Wait, wait, don’t tell me… The door will open and horde of Celtic dancers in green kilts and knee socks will come prancing out.
The observant among you will have noticed the sheep silhouette next to the door.
This year I am not indulging in green beer, wearing a shamrock on my lapel, or a button that says “Kiss Me I’m Irish.
No, this year in honor of the Blessed Saint, I give you:
Big green machines. Specifically machines for turning fleece into yarn. Because last weekend I went with a few friends to visit a small indie fiber mill in North Georgia. This particular machine is a carder. It does pretty much what a hand carder would do but faster.
The fleece is washed first, then it goes thru a smaller, also green machine to draw in out into what will feed thru the carder. A small set of rollers on one side of the carder turns it into roving. Then It goes to the pin drafter, another green machine that makes a lot of really irritating noise. The roving falls from here into a big canister and is ready to spin.
This is the one that actually spins the roving into yarn. This is the tricky part. Some fibers, especially blends, are more prone to separate and cause breaks. The owner, here, had just shown us some really beautiful soft suri/silk blend she had been working on which was not playing nicely at all. It was a bit like trying to spin the undercoat from a Golden Retriever.

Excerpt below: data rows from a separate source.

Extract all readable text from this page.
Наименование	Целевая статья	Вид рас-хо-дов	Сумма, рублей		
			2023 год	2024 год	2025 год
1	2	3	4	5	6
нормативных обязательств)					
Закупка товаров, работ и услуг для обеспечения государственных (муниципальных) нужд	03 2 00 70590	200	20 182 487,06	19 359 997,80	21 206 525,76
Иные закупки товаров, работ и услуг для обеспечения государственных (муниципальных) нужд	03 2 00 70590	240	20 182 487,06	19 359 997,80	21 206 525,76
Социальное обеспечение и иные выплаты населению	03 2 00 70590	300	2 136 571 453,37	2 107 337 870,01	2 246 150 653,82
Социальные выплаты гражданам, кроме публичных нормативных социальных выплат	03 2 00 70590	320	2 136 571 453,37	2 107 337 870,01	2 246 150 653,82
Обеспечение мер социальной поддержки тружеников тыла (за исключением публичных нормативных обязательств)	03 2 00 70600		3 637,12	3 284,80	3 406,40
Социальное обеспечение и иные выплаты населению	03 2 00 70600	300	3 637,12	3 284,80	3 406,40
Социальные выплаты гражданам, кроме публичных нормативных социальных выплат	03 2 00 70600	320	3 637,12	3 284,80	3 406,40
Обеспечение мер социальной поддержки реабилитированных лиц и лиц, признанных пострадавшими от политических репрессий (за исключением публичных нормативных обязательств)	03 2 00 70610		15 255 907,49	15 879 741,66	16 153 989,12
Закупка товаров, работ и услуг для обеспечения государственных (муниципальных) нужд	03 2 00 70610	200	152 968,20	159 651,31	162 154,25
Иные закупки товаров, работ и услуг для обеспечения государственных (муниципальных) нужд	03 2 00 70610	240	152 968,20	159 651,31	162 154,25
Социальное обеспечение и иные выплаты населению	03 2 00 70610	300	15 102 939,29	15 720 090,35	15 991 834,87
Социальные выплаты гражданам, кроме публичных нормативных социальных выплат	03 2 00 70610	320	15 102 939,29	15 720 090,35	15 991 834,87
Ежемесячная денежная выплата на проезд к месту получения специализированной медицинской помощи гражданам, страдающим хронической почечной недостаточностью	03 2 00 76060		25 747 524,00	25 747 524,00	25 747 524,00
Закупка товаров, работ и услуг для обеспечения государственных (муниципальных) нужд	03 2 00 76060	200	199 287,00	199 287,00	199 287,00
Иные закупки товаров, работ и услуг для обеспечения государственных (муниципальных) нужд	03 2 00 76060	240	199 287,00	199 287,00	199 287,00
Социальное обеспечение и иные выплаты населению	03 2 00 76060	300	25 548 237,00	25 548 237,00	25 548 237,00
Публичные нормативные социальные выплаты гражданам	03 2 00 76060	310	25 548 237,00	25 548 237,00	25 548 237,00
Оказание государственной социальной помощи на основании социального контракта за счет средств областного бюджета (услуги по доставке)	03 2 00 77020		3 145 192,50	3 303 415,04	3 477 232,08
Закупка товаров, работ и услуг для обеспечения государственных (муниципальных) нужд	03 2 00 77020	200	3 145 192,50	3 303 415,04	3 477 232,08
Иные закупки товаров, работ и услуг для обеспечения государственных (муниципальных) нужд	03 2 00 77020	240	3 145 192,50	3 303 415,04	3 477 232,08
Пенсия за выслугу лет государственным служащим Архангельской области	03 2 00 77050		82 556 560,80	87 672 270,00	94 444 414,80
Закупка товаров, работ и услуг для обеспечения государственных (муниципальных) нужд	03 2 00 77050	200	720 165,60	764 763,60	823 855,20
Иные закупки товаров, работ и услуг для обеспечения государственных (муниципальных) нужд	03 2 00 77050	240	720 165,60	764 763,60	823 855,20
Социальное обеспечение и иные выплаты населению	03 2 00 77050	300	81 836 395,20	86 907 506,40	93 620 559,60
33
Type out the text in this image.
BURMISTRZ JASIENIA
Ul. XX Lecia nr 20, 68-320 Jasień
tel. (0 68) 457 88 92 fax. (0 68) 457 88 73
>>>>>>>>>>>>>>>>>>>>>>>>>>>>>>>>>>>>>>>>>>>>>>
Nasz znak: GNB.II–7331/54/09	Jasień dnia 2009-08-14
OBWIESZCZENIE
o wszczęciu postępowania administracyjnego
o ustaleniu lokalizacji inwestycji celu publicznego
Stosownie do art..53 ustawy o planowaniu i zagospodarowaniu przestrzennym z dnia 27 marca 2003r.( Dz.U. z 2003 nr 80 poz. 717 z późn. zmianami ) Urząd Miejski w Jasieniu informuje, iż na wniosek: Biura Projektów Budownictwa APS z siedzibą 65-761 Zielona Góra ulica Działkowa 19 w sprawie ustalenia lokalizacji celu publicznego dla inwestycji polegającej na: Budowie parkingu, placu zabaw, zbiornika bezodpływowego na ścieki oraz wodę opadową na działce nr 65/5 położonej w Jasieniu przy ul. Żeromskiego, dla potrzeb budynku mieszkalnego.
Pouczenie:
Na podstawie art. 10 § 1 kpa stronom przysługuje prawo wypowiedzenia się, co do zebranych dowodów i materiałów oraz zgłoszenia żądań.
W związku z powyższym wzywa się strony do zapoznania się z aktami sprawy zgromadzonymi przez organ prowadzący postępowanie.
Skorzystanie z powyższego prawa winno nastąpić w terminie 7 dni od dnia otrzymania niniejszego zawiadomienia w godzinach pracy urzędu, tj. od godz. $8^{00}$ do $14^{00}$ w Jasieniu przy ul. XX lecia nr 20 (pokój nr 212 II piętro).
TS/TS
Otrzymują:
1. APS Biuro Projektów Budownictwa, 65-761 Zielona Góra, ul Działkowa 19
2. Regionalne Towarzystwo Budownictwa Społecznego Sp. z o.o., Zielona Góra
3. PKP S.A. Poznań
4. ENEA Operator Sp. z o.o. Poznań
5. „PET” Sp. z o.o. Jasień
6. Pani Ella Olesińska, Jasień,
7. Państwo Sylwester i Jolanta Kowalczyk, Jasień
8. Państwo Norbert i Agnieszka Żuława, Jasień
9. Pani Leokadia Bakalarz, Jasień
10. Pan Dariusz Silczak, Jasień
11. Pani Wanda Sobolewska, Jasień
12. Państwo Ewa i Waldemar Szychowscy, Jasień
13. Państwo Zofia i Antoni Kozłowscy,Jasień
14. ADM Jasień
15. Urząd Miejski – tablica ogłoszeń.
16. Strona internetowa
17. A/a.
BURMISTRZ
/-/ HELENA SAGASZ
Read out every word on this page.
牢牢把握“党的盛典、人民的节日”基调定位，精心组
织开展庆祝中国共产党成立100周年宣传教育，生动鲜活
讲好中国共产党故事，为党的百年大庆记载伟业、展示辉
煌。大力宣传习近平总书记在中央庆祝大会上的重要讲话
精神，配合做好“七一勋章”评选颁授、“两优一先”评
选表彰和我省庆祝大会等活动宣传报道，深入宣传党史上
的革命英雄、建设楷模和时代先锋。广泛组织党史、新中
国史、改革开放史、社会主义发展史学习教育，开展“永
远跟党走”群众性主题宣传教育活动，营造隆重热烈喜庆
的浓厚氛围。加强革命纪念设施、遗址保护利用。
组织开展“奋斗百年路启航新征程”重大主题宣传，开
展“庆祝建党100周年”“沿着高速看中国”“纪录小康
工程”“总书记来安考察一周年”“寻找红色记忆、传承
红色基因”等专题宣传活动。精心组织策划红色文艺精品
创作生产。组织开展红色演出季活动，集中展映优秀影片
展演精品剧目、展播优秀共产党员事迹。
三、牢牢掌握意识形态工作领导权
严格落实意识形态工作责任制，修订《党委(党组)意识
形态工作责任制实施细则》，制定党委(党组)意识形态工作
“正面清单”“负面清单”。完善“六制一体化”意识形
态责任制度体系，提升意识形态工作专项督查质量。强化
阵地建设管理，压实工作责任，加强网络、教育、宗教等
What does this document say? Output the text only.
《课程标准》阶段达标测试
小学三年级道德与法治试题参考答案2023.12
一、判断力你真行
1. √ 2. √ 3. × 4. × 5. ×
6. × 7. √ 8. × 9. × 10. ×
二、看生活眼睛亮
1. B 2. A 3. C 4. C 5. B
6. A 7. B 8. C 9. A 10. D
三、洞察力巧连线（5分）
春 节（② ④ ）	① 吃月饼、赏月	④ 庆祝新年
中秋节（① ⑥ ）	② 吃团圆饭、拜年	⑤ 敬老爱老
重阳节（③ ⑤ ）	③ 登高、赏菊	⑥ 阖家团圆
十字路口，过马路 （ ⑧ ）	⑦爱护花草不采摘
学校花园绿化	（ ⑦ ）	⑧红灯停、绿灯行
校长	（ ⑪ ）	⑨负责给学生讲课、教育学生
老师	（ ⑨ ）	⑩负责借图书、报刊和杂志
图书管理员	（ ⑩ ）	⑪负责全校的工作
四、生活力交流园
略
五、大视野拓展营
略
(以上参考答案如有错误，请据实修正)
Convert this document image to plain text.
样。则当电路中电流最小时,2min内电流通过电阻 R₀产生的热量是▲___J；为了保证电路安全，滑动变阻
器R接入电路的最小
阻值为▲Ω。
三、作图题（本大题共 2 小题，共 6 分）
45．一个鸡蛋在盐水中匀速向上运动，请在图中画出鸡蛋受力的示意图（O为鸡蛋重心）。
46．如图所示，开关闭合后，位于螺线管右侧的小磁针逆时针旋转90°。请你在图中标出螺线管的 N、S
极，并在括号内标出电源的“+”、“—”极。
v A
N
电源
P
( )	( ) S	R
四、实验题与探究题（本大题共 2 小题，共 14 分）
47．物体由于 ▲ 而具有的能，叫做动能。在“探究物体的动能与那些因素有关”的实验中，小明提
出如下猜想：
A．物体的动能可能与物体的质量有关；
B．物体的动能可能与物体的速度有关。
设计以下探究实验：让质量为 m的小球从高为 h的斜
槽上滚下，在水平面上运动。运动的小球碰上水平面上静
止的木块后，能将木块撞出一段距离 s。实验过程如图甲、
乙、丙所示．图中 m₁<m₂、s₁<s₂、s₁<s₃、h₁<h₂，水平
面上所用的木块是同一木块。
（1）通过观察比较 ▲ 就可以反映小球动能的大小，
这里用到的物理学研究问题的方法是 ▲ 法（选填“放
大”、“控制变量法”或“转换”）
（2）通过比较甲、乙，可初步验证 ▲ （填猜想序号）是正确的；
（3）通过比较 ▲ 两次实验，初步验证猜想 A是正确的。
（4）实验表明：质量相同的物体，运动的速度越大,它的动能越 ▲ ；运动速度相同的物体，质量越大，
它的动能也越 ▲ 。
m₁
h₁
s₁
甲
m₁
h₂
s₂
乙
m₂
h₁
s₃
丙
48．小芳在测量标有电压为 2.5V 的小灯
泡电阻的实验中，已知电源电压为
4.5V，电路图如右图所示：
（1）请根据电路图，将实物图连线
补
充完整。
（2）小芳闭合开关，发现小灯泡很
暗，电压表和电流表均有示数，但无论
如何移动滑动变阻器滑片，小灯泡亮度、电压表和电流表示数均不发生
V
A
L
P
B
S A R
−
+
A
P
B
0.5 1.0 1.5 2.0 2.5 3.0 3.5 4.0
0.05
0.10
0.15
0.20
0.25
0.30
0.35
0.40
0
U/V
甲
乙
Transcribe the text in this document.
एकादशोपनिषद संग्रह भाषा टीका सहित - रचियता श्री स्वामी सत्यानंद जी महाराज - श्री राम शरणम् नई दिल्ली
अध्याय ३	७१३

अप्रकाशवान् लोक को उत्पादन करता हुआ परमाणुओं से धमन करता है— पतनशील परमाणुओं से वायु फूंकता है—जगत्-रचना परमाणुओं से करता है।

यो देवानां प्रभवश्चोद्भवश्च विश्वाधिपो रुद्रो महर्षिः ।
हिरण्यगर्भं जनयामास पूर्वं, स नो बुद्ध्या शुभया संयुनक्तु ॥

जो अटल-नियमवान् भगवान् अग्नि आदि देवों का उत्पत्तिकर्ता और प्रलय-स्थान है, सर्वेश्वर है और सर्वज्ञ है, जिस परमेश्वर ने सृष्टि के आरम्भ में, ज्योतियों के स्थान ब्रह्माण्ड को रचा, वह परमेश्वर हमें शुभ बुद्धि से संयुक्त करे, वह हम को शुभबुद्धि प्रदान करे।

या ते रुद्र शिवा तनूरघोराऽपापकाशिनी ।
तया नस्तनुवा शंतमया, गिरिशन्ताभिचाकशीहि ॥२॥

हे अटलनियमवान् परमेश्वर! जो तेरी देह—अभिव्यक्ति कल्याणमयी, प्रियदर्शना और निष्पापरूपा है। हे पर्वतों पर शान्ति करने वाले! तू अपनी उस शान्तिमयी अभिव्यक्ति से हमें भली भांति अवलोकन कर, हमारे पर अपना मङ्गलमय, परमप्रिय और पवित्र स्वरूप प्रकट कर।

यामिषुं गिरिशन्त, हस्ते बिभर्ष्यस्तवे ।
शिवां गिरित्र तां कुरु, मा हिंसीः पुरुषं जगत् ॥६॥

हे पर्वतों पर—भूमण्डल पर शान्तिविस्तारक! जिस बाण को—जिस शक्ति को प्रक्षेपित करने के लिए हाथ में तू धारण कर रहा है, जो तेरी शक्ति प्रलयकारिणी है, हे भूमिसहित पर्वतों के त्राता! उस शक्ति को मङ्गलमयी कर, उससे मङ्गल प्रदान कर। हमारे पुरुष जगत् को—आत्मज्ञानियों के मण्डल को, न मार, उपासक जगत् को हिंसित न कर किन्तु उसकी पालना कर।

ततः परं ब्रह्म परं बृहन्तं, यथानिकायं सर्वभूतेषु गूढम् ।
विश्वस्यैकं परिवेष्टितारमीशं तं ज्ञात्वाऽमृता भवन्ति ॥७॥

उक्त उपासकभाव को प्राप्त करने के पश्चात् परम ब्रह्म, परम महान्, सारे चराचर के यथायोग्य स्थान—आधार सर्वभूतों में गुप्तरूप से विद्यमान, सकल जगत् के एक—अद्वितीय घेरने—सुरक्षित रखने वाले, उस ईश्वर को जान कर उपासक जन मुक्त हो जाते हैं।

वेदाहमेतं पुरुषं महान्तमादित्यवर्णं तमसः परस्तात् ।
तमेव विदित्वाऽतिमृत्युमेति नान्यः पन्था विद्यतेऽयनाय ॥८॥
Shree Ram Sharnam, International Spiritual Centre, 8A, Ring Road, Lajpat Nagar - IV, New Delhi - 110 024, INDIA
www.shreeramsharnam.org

The other side of this machine is used for plying the yarn.
Then the yarn has to be wound into skeins on this:
A giant mechanized niddy noddy. Then you get to take home some lovely yarn.
I learned that most small mills like this one use second hand equipment that has to be kept running with duct tape, prayer, and a network of people who understand this machinery. It also doesn’t hurt to make friends with a machinist or engineer in case irreplaceable parts have to be replaced.
I was very impressed by how much thought and research and knowledge went into the entire process. I won’t ever look at the fleeces at SAFF quite the same way. I confess, I want to buy one and have the mill make me some yarn. Seems like it would be worth it.
May you have a Grand St Paddy’s Day and all.